For most of us, though, turning someone’s simple gift into a simple reality is not an easy process. Simple gifts are not easy gifts, but they are simple. Let me explain.

When I was a child, I used to love to listen to my mom play the dulcimer. She would play this old Shaker hymn while my brother and I would run around in the yard. Whenever I hear it, it still shakes me up and makes me want to dance and appreciate how precious life is. The hymn is called “Simple Gifts.”

‘Tis a gift to be simple, ’tis a gift to be free,

‘Tis a gift to come down where we ought to be,

And when we find ourselves in a place just right,

It will be in the valley of love and delight.

When true simplicity is gain’d,

To bow and to bend we shall not be asham’d,

To turn, turn will be our delight,

Till by turning and turning we come round right.

As I recall my mom singing this song and my brother and I turning and turning until we were dizzy, I have come to value the message in these simple words.

We celebrate the success of students because simple gifts are freeing, liberating, and life changing. Getting into college is a big deal and it changes you. As students are groomed in success, simple gifts allow us the freedom to engage fully in what we are learning and develop into the leaders we ought to be, in a college that is just and right. With an Auggie-assemblage of strong leaders, we continue to build a neighborhood and a city of love and delight. And we, too, have an opportunity to invest in true simplicity where all people bow and bend and are never ashamed.

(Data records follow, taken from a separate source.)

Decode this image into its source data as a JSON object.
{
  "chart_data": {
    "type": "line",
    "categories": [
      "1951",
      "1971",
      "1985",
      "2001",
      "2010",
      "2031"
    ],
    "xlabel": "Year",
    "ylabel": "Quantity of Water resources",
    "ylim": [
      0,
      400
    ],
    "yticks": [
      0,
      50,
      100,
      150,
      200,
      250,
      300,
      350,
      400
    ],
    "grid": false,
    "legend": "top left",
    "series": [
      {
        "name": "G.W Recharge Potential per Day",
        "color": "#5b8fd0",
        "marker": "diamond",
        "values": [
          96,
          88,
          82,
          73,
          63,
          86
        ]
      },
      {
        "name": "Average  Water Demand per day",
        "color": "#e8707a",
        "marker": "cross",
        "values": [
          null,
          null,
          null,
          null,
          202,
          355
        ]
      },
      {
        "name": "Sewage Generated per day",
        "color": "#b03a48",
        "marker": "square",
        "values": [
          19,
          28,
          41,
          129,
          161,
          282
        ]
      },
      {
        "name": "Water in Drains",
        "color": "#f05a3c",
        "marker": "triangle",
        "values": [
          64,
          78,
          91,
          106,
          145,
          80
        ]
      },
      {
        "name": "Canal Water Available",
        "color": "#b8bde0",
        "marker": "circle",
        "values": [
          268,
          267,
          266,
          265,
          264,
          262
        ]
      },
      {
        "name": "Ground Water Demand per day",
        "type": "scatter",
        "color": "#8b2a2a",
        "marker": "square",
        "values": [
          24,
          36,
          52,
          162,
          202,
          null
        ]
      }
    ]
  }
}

Simple gifts spark the cycle toward a simple reality. I have seen the spark of a simple gift in the eyes of first-year students as they acknowledge that Augsburg offers them more financial aid than any other school. And I have seen this simple reality come to life when a former scraping, struggling business major takes a few philosophy and religion classes and gets all 4.0’s. I have watched it in a group of inter-faith friends who never stand still long enough to watch the paint dry, whether they are doing service projects at a mosque down the street, a local church, or a nearby women’s center.

That spark, that simple gift that I saw as an orientation leader, ignites a question—how do I become a part of this simple reality?

But that was the spark in my eye too, in the trust that the somehow my family and the Augsburg community would help me afford a meaningful education and turn my gifts and theirs into something simple and beautiful. Trying to figure out what a simple reality entails has meant a number of difficult turns, like turning left around Murphy Park again and again trying to find a parking spot. I had to turn from procrastination to participation in simple things like inter-faith dialog, global carbon emission regulations, and ending poverty in Minnesota by 2020.

Easy right? No, I didn’t say it was easy. I said it was simple. It is painting with a broad brush, or like we did at the mosque, with rollers and a taste for new colors. This is a simple reality.

But it all starts with the simple gifts that are present in this room. Ultimately, I believe the simplest gift is who we are and how we spend our time—the time to sing a song in the springtime, study hard, write a thank-you note, share a story, paint, or spare some change.

I want to thank you all for your simple gifts and the countless hours you have given to Augsburg, for bowing and bending to the needs of this community and providing the spark for so many to be a part of this story. Together, we are a simple reality.